Siemens has spun off its healthcare business as a separate legal unit and sold its hearing-aid business to private-equity firm EQT Partners and Santo Holding, the investment arm of Germany's Strüngmann family, in a deal valued at 2.15 billion euros ($2.68 billion).
EQT will acquire a majority stake in Siemens Audiology Solutions, a division of Siemens Healthcare, with Santo Holding acting as a minority co-investor. Siemens will retain a preferred-equity investment of 200 million euros in the business. Audiology Solutions posted 693 million euros in revenue for the most recent fiscal year.
EQT’s goal is to position the hearing-aid business for an eventual initial public offering of stock, Marcus Brennecke, EQT’s partner for German operations, told The Wall Street Journal. “It’s an acquisition for growth, not a cost-cutting effort,” he said.
Siemens had initially announced plans in May to publicly list the company. The announcement came as Siemens posted a 44 percent jump in net profit for the fiscal fourth quarter, boosted by strong growth in its industry and transportation divisions, as well as a recovery from high one-time restructuring charges during the same period last year. But the company issued a cautious growth forecast for 2015, tempered in part by geopolitical tensions and a weakening European economy.
Net profit totaled 1.45 billion euros for the quarter ended Sept. 30, up from 1.01 billion euros a year earlier and in line with analysts' expectations. Analysts had forecast net profit of 1.49 billion euros, according to a Journal poll.
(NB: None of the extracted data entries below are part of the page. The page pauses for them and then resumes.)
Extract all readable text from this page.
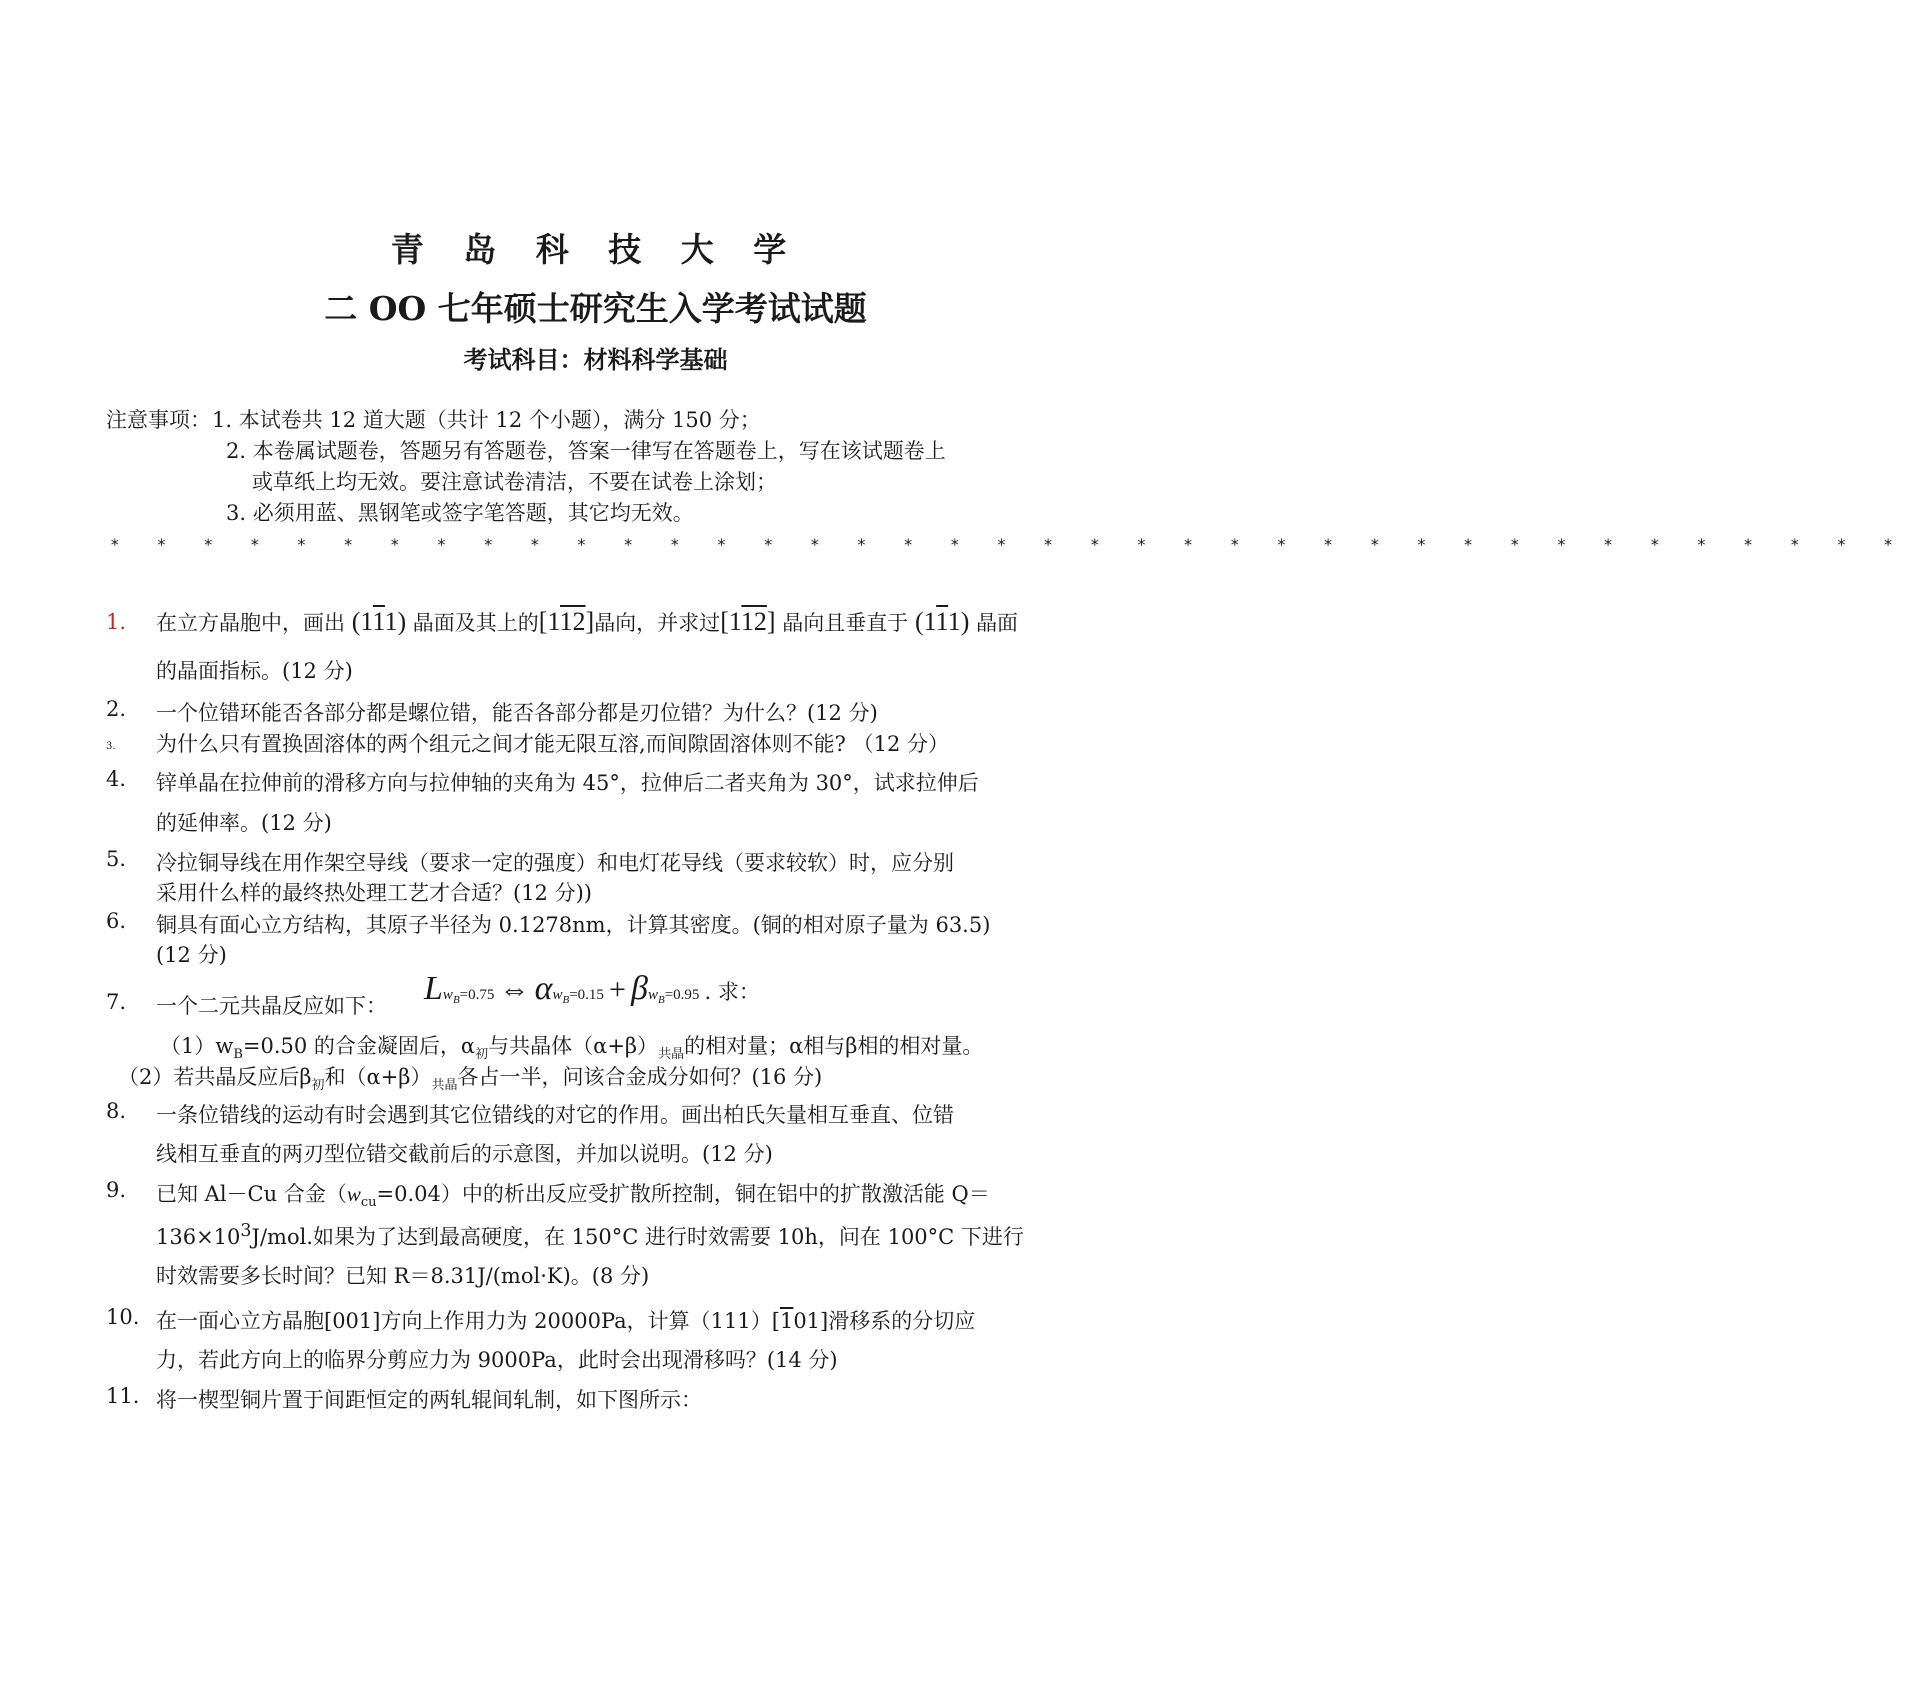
青 岛 科 技 大 学
二 OO 七年硕士研究生入学考试试题
考试科目：材料科学基础
注意事项： 1. 本试卷共 12 道大题（共计 12 个小题），满分 150 分；
2. 本卷属试题卷，答题另有答题卷，答案一律写在答题卷上，写在该试题卷上
或草纸上均无效。要注意试卷清洁，不要在试卷上涂划；
3. 必须用蓝、黑钢笔或签字笔答题，其它均无效。
* * * * * * * * * * * * * * * * * * * * * * * * * * * * * * * * * * * * * * *
1. 在立方晶胞中，画出 (111) 晶面及其上的[112]晶向，并求过[112] 晶向且垂直于 (111) 晶面
的晶面指标。(12 分)
2. 一个位错环能否各部分都是螺位错，能否各部分都是刃位错？为什么？(12 分)
3. 为什么只有置换固溶体的两个组元之间才能无限互溶,而间隙固溶体则不能? （12 分）
4. 锌单晶在拉伸前的滑移方向与拉伸轴的夹角为 45°，拉伸后二者夹角为 30°，试求拉伸后
的延伸率。(12 分)
5. 冷拉铜导线在用作架空导线（要求一定的强度）和电灯花导线（要求较软）时，应分别
采用什么样的最终热处理工艺才合适？(12 分))
6. 铜具有面心立方结构，其原子半径为 0.1278nm，计算其密度。(铜的相对原子量为 63.5)
(12 分)
7. 一个二元共晶反应如下： $Lw_B=0.75$ ⇔ $\alpha w_B=0.15 + \beta w_B=0.95$ . 求：
$(1)w_B=0.50$ 的合金凝固后，$\alpha_初$与共晶体$(\alpha+\beta)_{共晶}$的相对量；α相与β相的相对量。
（2）若共晶反应后$\beta_初$和$(\alpha+\beta)_{共晶}$各占一半，问该合金成分如何？(16 分)
8. 一条位错线的运动有时会遇到其它位错线的对它的作用。画出柏氏矢量相互垂直、位错
线相互垂直的两刃型位错交截前后的示意图，并加以说明。(12 分)
9. 已知 Al－Cu 合金$(w_{cu}=0.04)$中的析出反应受扩散所控制，铜在铝中的扩散激活能 Q＝
$136\times 10^3J$/mol.如果为了达到最高硬度，在 150°C 进行时效需要 10h，问在 100°C 下进行
时效需要多长时间？已知 R＝8.31J/(mol·K)。(8 分)
10. 在一面心立方晶胞[001]方向上作用力为 20000Pa，计算（111）[101]滑移系的分切应
力，若此方向上的临界分剪应力为 9000Pa，此时会出现滑移吗？(14 分)
11. 将一楔型铜片置于间距恒定的两轧辊间轧制，如下图所示：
New orders rose 2 percent, adjusted for currency and portfolio effects, to 20.73 billion euros. Revenue increased 1 percent to 20.62 billion euros, weighed down by declining growth in the company’s energy business.
Siemens expects revenue to remain flat next year, with basic earnings-per-share forecast to increase 15 percent, compared with earnings per share growth of 25 percent in the just-ended year.
The company proposed a shareholder dividend of 3.30 euros per share.
The sale of the Audiology Solutions unit follows the company’s recent decisions to shed two other parts of its healthcare business: hospital information-technology and microbiology.
The planned divestments have contributed to speculation that CEO Joe Kaeser could dispose entirely of the company’s healthcare business—its most consistently profitable operation—as he moves to sell noncore businesses and focus more on energy.
Kaeser last month separated Siemens Healthcare operationally from the rest of the company in a move analysts have said could allow him to more easily dispose of it through a spinoff to shareholders, an IPO or an outright sale. And though he insisted the healthcare business would remain part of Siemens as a “company within the company,” he also announced plans to reorganize Siemens Healthcare as a separate legal entity in Germany and in other countries to “give it greater freedom of action.”
"As a separately managed business, healthcare will be better able to respond more efficiently to trends and to the expected paradigm shifts in the industry," said Kaeser.
Siemens Healthcare’s fourth-quarter profit fell 1 percent to 611 million euros from 616 million euros last year due to lower earnings in its imaging and therapy-systems businesses. Health-care revenue and new orders rose 3 percent and 1 percent, respectively.
Siemens’s overall fourth-quarter growth was held back by weak results in its energy business. The energy sector posted a 28 percent decline in profit due to losses in the wind-power division, and a 5 percent fall in orders, in part because of reduced sales of large gas turbines in the Americas.
Kaeser has moved to bolster the company’s energy operations over the past year through planned acquisitions of U.S.-based oil-equipment manufacturer Dresser-Rand Inc. and the energy business of United Kingdom-based Rolls-Royce Holdings Plc.